Sans résistance, ni rétention, Willy Ronis a accepté cet entretien, qu’il a nourri avec grande clarté et précision. Cela permet de mettre à jour une composante importante de sa démarche. Bien sûr, un livre sur ce thème est paru en 1996, chez Fata Morgana, et un film « Willy Ronis, autoportrait d’un photographe » par Michel Toutain et Georges Chatain sorti récemment, évoque cette pratique. Mais jusqu’à présent, Willy Ronis n’a jamais été sollicité pour participer à une exposition ou à une réflexion sur ce théme.
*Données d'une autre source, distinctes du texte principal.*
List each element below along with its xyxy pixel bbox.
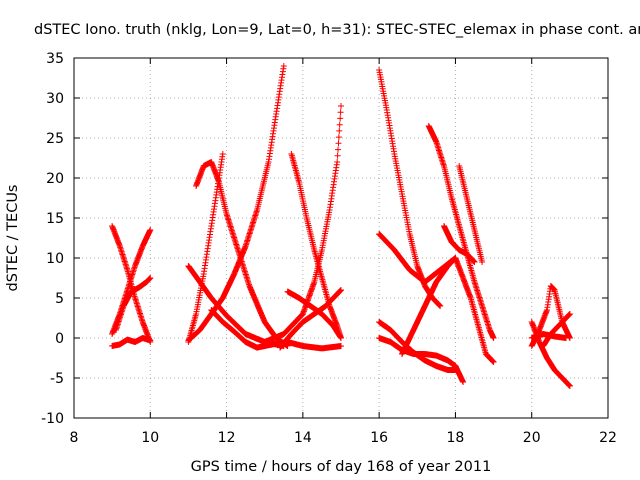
x-tick-label: 8 bbox=[70, 430, 79, 446]
series-14 bbox=[376, 67, 444, 309]
series-marks bbox=[288, 151, 344, 341]
series-marks bbox=[456, 163, 486, 265]
series-marks bbox=[109, 335, 154, 349]
series-marks bbox=[441, 223, 478, 265]
grid-lines bbox=[74, 58, 608, 418]
series-marks bbox=[540, 311, 573, 349]
y-tick-label: 10 bbox=[46, 251, 64, 267]
series-marks bbox=[376, 231, 497, 365]
x-tick-label: 22 bbox=[599, 430, 617, 446]
x-tick-label: 18 bbox=[447, 430, 465, 446]
data-marks bbox=[109, 63, 573, 389]
series-marks bbox=[261, 103, 344, 345]
x-tick-label: 16 bbox=[370, 430, 388, 446]
series-3 bbox=[109, 335, 154, 349]
x-tick-label: 20 bbox=[523, 430, 541, 446]
plot-frame bbox=[73, 57, 609, 419]
series-marks bbox=[376, 67, 444, 309]
series-21 bbox=[456, 163, 486, 265]
series-18 bbox=[376, 231, 497, 365]
series-marks bbox=[425, 123, 497, 341]
series-marks bbox=[113, 275, 154, 333]
x-tick-label: 12 bbox=[218, 430, 236, 446]
plot-area bbox=[109, 63, 573, 389]
axis-ticks: 8 10 12 14 16 18 20 22 -10 -5 0 5 10 15 20 25 30 35 bbox=[41, 51, 617, 446]
series-20 bbox=[441, 223, 478, 265]
x-axis-label: GPS time / hours of day 168 of year 2011 bbox=[191, 459, 492, 475]
y-tick-label: 20 bbox=[46, 171, 64, 187]
series-7 bbox=[185, 63, 287, 344]
y-tick-label: 15 bbox=[46, 211, 64, 227]
x-tick-label: 14 bbox=[294, 430, 312, 446]
series-11 bbox=[288, 151, 344, 341]
series-4 bbox=[113, 275, 154, 333]
y-tick-label: 0 bbox=[55, 331, 64, 347]
y-axis-label: dSTEC / TECUs bbox=[5, 185, 21, 292]
y-tick-label: 5 bbox=[55, 291, 64, 307]
series-13 bbox=[277, 287, 344, 351]
y-tick-label: 30 bbox=[46, 91, 64, 107]
series-10 bbox=[261, 103, 344, 345]
series-19 bbox=[425, 123, 497, 341]
y-tick-label: 25 bbox=[46, 131, 64, 147]
y-tick-label: -5 bbox=[50, 371, 64, 387]
y-tick-label: 35 bbox=[46, 51, 64, 67]
series-marks bbox=[277, 287, 344, 351]
y-tick-label: -10 bbox=[41, 411, 64, 427]
series-marks bbox=[185, 63, 287, 344]
series-25 bbox=[540, 311, 573, 349]
x-tick-label: 10 bbox=[141, 430, 159, 446]
chart-title: dSTEC Iono. truth (nklg, Lon=9, Lat=0, h… bbox=[34, 22, 640, 38]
Né en 1910, fils de photographe, Willy Ronis a pratiqué très tôt l’autoportrait. À 16 ans, dès qu’il a reçu de son père un appareil photographique, il a mis à contribution les accessoires : le pied et le retardateur, petit boîtier séparé, doté d’un système d’horlogerie. Il a produit ainsi le premier autoportrait d’une longue série qui s’étoffera tout au long de la production du photographe. Aujourd’hui sur la table, il y en a soixante-dix qui subsistent et qui ont triomphé des instances de sélection pour aboutir à un tirage. Il s’agit donc d’une pratique précoce, régulière, constante, durable. Les mobiles, dès le départ, sont très variables. Willy Ronis confesse un certain narcissisme du temps de son adolescence. Très souvent, le photographe profite de l’autoportrait pour expérimenter le matériel : c’est le cas du premier en 1926. On retrouve cela dans celui de 1932, il s’agit alors de tester des surfaces sensibles. En 1976, faisant un cours sur le calotype, Willy Ronis propose un objet pédagogique autour de cette technique. C’est un autoportrait réalisé à la chambre 4×5 inches. En 1978, il expérimente sur cet espace infime, le photographe au travail sur ses films et planches de contact un matériel improbable dans cette utilisation : le panoramique à balayage (type Horizon) avec cadrage vertical. La pratique de l’autoportrait permet de sortir des sentiers battus de l’usage classique d’un matériel et autorise l’expérimentation de détournements. Il n’y a pas d’enjeux, commercial ou social, pas d’urgence. Cette question du temps nécessaire est plus profonde qu’il n’y parait. En particulier dans le domaine du portrait, Willy Ronis pointe le peu de temps qu’autorisent les sujets, comme une des difficultés qui l’a freiné dans cette pratique. L’autre est sa timidité : l’idée de déranger, d’hésiter. Cela est encore présent lors du dernier portrait réalisé : celui d’Isabelle Huppert, à la demande de l’actrice. L’un comme l’autre se confesse leur trac. Il semble bien que le dispositif du portrait n’ait jamais permis à Willy Ronis de se sentir totalement libéré. Il accorde beaucoup d’importance au regard de l’autre. Et le regard est dirigé sur l’objectif dans la majorité des portraits qu’il a réalisés. Il y a dans le portrait, des désirs qui s’entrechoquent. Celui du modèle, celui du photographe.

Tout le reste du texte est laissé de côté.